"For our boasting is this: the testimony of our conscience that we conducted ourselves in the world in simplicity and godly sincerity" (2 Cor. 1:12).
Paul was confident that the Corinthians would pray for him and even rejoice in his being their teacher because of the simplicity and sincerity of his ministry among them. Hodge comments that “unless we are conscious of integrity towards others, we cannot be assured of their confidence in us.” Paul knew the Corinthians trusted him and would pray for him because he had given them no reason to do otherwise. Whenever we deal with people in a dishonest way, when we say what we do not mean, when we are insincere, we constantly second guess the actions of others and their responses to us. If we have no integrity in dealing with others, we will question their loyalty to us, and whenever they say something, we ask, “What did they really mean by that?” But Paul was not plagued by such doubts because he had served faithfully and with a single mind. He said and wrote what he meant, and the Corinthians didn’t have to search for double meanings in his writings because he had written with a single-minded purpose.

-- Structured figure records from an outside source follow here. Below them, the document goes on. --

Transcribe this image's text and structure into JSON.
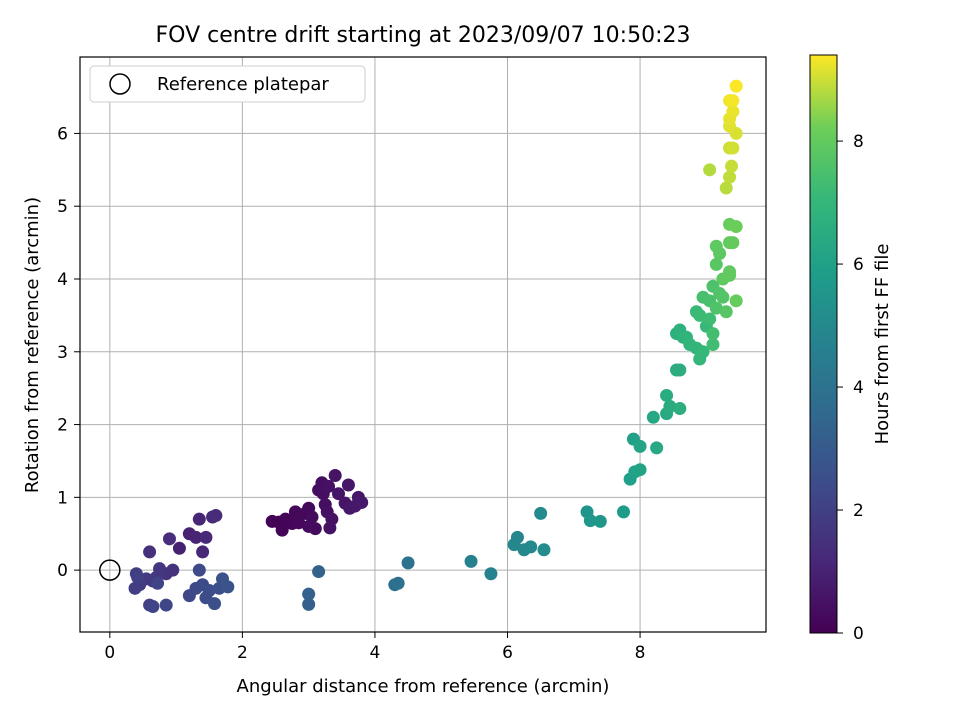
{
  "chart_data": {
    "type": "scatter",
    "title": "FOV centre drift starting at 2023/09/07 10:50:23",
    "xlabel": "Angular distance from reference (arcmin)",
    "ylabel": "Rotation from reference (arcmin)",
    "xlim": [
      -0.45,
      9.9
    ],
    "ylim": [
      -0.85,
      7.05
    ],
    "x_ticks": [
      0,
      2,
      4,
      6,
      8
    ],
    "y_ticks": [
      0,
      1,
      2,
      3,
      4,
      5,
      6
    ],
    "grid": true,
    "legend": {
      "placement": "top-left",
      "entries": [
        "Reference platepar"
      ]
    },
    "reference_point": {
      "name": "Reference platepar",
      "x": 0,
      "y": 0,
      "marker": "open-circle"
    },
    "colorbar": {
      "label": "Hours from first FF file",
      "min": 0,
      "max": 9.4,
      "ticks": [
        0,
        2,
        4,
        6,
        8
      ],
      "colormap": "viridis"
    },
    "points": [
      {
        "x": 2.45,
        "y": 0.67,
        "h": 0.05
      },
      {
        "x": 2.55,
        "y": 0.66,
        "h": 0.08
      },
      {
        "x": 2.6,
        "y": 0.55,
        "h": 0.1
      },
      {
        "x": 2.65,
        "y": 0.7,
        "h": 0.12
      },
      {
        "x": 2.75,
        "y": 0.64,
        "h": 0.15
      },
      {
        "x": 2.8,
        "y": 0.8,
        "h": 0.18
      },
      {
        "x": 2.85,
        "y": 0.65,
        "h": 0.2
      },
      {
        "x": 2.95,
        "y": 0.78,
        "h": 0.22
      },
      {
        "x": 3.0,
        "y": 0.85,
        "h": 0.25
      },
      {
        "x": 3.0,
        "y": 0.6,
        "h": 0.28
      },
      {
        "x": 3.05,
        "y": 0.73,
        "h": 0.3
      },
      {
        "x": 3.1,
        "y": 0.57,
        "h": 0.32
      },
      {
        "x": 3.15,
        "y": 1.1,
        "h": 0.35
      },
      {
        "x": 3.2,
        "y": 1.2,
        "h": 0.38
      },
      {
        "x": 3.22,
        "y": 1.05,
        "h": 0.4
      },
      {
        "x": 3.25,
        "y": 0.9,
        "h": 0.42
      },
      {
        "x": 3.28,
        "y": 0.8,
        "h": 0.45
      },
      {
        "x": 3.3,
        "y": 1.15,
        "h": 0.48
      },
      {
        "x": 3.32,
        "y": 0.58,
        "h": 0.5
      },
      {
        "x": 3.35,
        "y": 0.7,
        "h": 0.52
      },
      {
        "x": 3.4,
        "y": 1.3,
        "h": 0.55
      },
      {
        "x": 3.45,
        "y": 1.05,
        "h": 0.58
      },
      {
        "x": 3.55,
        "y": 0.92,
        "h": 0.6
      },
      {
        "x": 3.6,
        "y": 1.17,
        "h": 0.62
      },
      {
        "x": 3.62,
        "y": 0.85,
        "h": 0.65
      },
      {
        "x": 3.7,
        "y": 0.88,
        "h": 0.68
      },
      {
        "x": 3.75,
        "y": 1.0,
        "h": 0.7
      },
      {
        "x": 3.8,
        "y": 0.93,
        "h": 0.72
      },
      {
        "x": 1.05,
        "y": 0.3,
        "h": 0.95
      },
      {
        "x": 1.2,
        "y": 0.5,
        "h": 1.0
      },
      {
        "x": 1.3,
        "y": 0.45,
        "h": 1.05
      },
      {
        "x": 1.35,
        "y": 0.7,
        "h": 1.1
      },
      {
        "x": 1.4,
        "y": 0.25,
        "h": 1.15
      },
      {
        "x": 1.45,
        "y": 0.45,
        "h": 1.2
      },
      {
        "x": 1.55,
        "y": 0.73,
        "h": 1.25
      },
      {
        "x": 1.6,
        "y": 0.75,
        "h": 1.3
      },
      {
        "x": 0.9,
        "y": 0.43,
        "h": 1.35
      },
      {
        "x": 0.6,
        "y": 0.25,
        "h": 1.45
      },
      {
        "x": 0.95,
        "y": 0.0,
        "h": 1.55
      },
      {
        "x": 0.85,
        "y": -0.05,
        "h": 1.6
      },
      {
        "x": 0.75,
        "y": 0.02,
        "h": 1.65
      },
      {
        "x": 0.7,
        "y": -0.1,
        "h": 1.7
      },
      {
        "x": 0.65,
        "y": -0.15,
        "h": 1.75
      },
      {
        "x": 0.55,
        "y": -0.12,
        "h": 1.8
      },
      {
        "x": 0.45,
        "y": -0.2,
        "h": 1.85
      },
      {
        "x": 0.4,
        "y": -0.05,
        "h": 1.9
      },
      {
        "x": 0.38,
        "y": -0.25,
        "h": 1.95
      },
      {
        "x": 0.42,
        "y": -0.1,
        "h": 2.0
      },
      {
        "x": 0.6,
        "y": -0.48,
        "h": 2.05
      },
      {
        "x": 0.65,
        "y": -0.5,
        "h": 2.1
      },
      {
        "x": 0.72,
        "y": -0.18,
        "h": 2.15
      },
      {
        "x": 0.85,
        "y": -0.48,
        "h": 2.2
      },
      {
        "x": 1.2,
        "y": -0.35,
        "h": 2.25
      },
      {
        "x": 1.3,
        "y": -0.25,
        "h": 2.3
      },
      {
        "x": 1.35,
        "y": 0.0,
        "h": 2.35
      },
      {
        "x": 1.4,
        "y": -0.2,
        "h": 2.4
      },
      {
        "x": 1.45,
        "y": -0.38,
        "h": 2.45
      },
      {
        "x": 1.5,
        "y": -0.28,
        "h": 2.5
      },
      {
        "x": 1.58,
        "y": -0.46,
        "h": 2.55
      },
      {
        "x": 1.65,
        "y": -0.25,
        "h": 2.6
      },
      {
        "x": 1.7,
        "y": -0.12,
        "h": 2.65
      },
      {
        "x": 1.78,
        "y": -0.23,
        "h": 2.7
      },
      {
        "x": 3.0,
        "y": -0.47,
        "h": 3.2
      },
      {
        "x": 3.0,
        "y": -0.33,
        "h": 3.25
      },
      {
        "x": 3.15,
        "y": -0.02,
        "h": 3.3
      },
      {
        "x": 4.3,
        "y": -0.2,
        "h": 3.9
      },
      {
        "x": 4.35,
        "y": -0.18,
        "h": 3.95
      },
      {
        "x": 4.5,
        "y": 0.1,
        "h": 4.0
      },
      {
        "x": 5.45,
        "y": 0.12,
        "h": 4.6
      },
      {
        "x": 5.75,
        "y": -0.05,
        "h": 4.7
      },
      {
        "x": 6.1,
        "y": 0.35,
        "h": 4.85
      },
      {
        "x": 6.15,
        "y": 0.45,
        "h": 4.9
      },
      {
        "x": 6.25,
        "y": 0.28,
        "h": 4.95
      },
      {
        "x": 6.35,
        "y": 0.32,
        "h": 5.0
      },
      {
        "x": 6.5,
        "y": 0.78,
        "h": 5.05
      },
      {
        "x": 6.55,
        "y": 0.28,
        "h": 5.1
      },
      {
        "x": 7.2,
        "y": 0.8,
        "h": 5.5
      },
      {
        "x": 7.25,
        "y": 0.68,
        "h": 5.55
      },
      {
        "x": 7.4,
        "y": 0.67,
        "h": 5.6
      },
      {
        "x": 7.75,
        "y": 0.8,
        "h": 5.8
      },
      {
        "x": 7.85,
        "y": 1.25,
        "h": 5.95
      },
      {
        "x": 7.9,
        "y": 1.8,
        "h": 6.0
      },
      {
        "x": 7.92,
        "y": 1.35,
        "h": 6.05
      },
      {
        "x": 8.0,
        "y": 1.38,
        "h": 6.1
      },
      {
        "x": 8.0,
        "y": 1.7,
        "h": 6.15
      },
      {
        "x": 8.2,
        "y": 2.1,
        "h": 6.3
      },
      {
        "x": 8.25,
        "y": 1.68,
        "h": 6.35
      },
      {
        "x": 8.4,
        "y": 2.15,
        "h": 6.4
      },
      {
        "x": 8.45,
        "y": 2.25,
        "h": 6.45
      },
      {
        "x": 8.4,
        "y": 2.4,
        "h": 6.5
      },
      {
        "x": 8.55,
        "y": 2.75,
        "h": 6.55
      },
      {
        "x": 8.6,
        "y": 2.75,
        "h": 6.6
      },
      {
        "x": 8.6,
        "y": 2.22,
        "h": 6.65
      },
      {
        "x": 8.55,
        "y": 3.25,
        "h": 6.7
      },
      {
        "x": 8.6,
        "y": 3.3,
        "h": 6.75
      },
      {
        "x": 8.65,
        "y": 3.2,
        "h": 6.8
      },
      {
        "x": 8.7,
        "y": 3.2,
        "h": 6.85
      },
      {
        "x": 8.75,
        "y": 3.1,
        "h": 6.9
      },
      {
        "x": 8.85,
        "y": 3.05,
        "h": 6.95
      },
      {
        "x": 8.9,
        "y": 2.9,
        "h": 7.0
      },
      {
        "x": 8.95,
        "y": 3.0,
        "h": 7.05
      },
      {
        "x": 9.0,
        "y": 3.35,
        "h": 7.1
      },
      {
        "x": 8.85,
        "y": 3.55,
        "h": 7.15
      },
      {
        "x": 8.9,
        "y": 3.5,
        "h": 7.2
      },
      {
        "x": 9.05,
        "y": 3.45,
        "h": 7.25
      },
      {
        "x": 9.1,
        "y": 3.1,
        "h": 7.3
      },
      {
        "x": 9.1,
        "y": 3.25,
        "h": 7.35
      },
      {
        "x": 8.95,
        "y": 3.75,
        "h": 7.45
      },
      {
        "x": 9.05,
        "y": 3.7,
        "h": 7.5
      },
      {
        "x": 9.1,
        "y": 3.9,
        "h": 7.55
      },
      {
        "x": 9.15,
        "y": 3.6,
        "h": 7.6
      },
      {
        "x": 9.2,
        "y": 3.8,
        "h": 7.65
      },
      {
        "x": 9.25,
        "y": 3.75,
        "h": 7.7
      },
      {
        "x": 9.3,
        "y": 3.55,
        "h": 7.75
      },
      {
        "x": 9.15,
        "y": 4.2,
        "h": 7.8
      },
      {
        "x": 9.2,
        "y": 4.35,
        "h": 7.85
      },
      {
        "x": 9.15,
        "y": 4.45,
        "h": 7.9
      },
      {
        "x": 9.25,
        "y": 4.0,
        "h": 7.92
      },
      {
        "x": 9.35,
        "y": 4.1,
        "h": 7.95
      },
      {
        "x": 9.35,
        "y": 4.05,
        "h": 7.97
      },
      {
        "x": 9.35,
        "y": 4.5,
        "h": 8.0
      },
      {
        "x": 9.4,
        "y": 4.5,
        "h": 8.03
      },
      {
        "x": 9.45,
        "y": 3.7,
        "h": 8.05
      },
      {
        "x": 9.35,
        "y": 4.75,
        "h": 8.1
      },
      {
        "x": 9.45,
        "y": 4.72,
        "h": 8.15
      },
      {
        "x": 9.05,
        "y": 5.5,
        "h": 8.8
      },
      {
        "x": 9.3,
        "y": 5.25,
        "h": 8.85
      },
      {
        "x": 9.35,
        "y": 5.4,
        "h": 8.9
      },
      {
        "x": 9.38,
        "y": 5.55,
        "h": 8.95
      },
      {
        "x": 9.35,
        "y": 5.8,
        "h": 9.0
      },
      {
        "x": 9.4,
        "y": 5.8,
        "h": 9.05
      },
      {
        "x": 9.45,
        "y": 6.0,
        "h": 9.1
      },
      {
        "x": 9.35,
        "y": 6.1,
        "h": 9.15
      },
      {
        "x": 9.35,
        "y": 6.2,
        "h": 9.2
      },
      {
        "x": 9.4,
        "y": 6.3,
        "h": 9.25
      },
      {
        "x": 9.35,
        "y": 6.45,
        "h": 9.3
      },
      {
        "x": 9.4,
        "y": 6.45,
        "h": 9.33
      },
      {
        "x": 9.45,
        "y": 6.65,
        "h": 9.38
      }
    ]
  }
}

The sincerity and simplicity of Paul were not mere moral virtues that any person had, but they had been given to him by God, just as God endows all believers with spiritual graces. “There is a specific difference between moral virtues and spiritual graces, although they are called by the same names,” Hodge wrote. “Simplicity, sincerity, meekness, long-suffering, when the fruits of the Spirit differ from the moral virtues designated by those terms, as many external things, though similar in appearance, often differ in their inward nature. A religious man and a moral man may be very much alike in the eyes of men, though the inward life of the latter is human, and that of the former is divine. What Paul means here to say is that the virtues which distinguished his deportment in Corinth were not merely forms of his own excellence, but forms of the divine life; modes in which the Spirit of God which dwelt in him manifested itself.”
While worldly teachers can be morally virtuous and awe us with their profundities, it is the simple proclamation of the Gospel, the sincerity that comes from above that draws us to Christ and to one another. When our motivations remain pure and sincere, we possess a confidence that eludes the world’s greatest moral teachers.
Being sincere and single-minded is a goal every Christian should possess. But sarcasm, insincerity, and dishonesty hinder us in this development. Throughout the week, make a conscious effort to say what you mean, to put away sarcasm, and to be sincere to all people. Observe how this affects your confidence before others.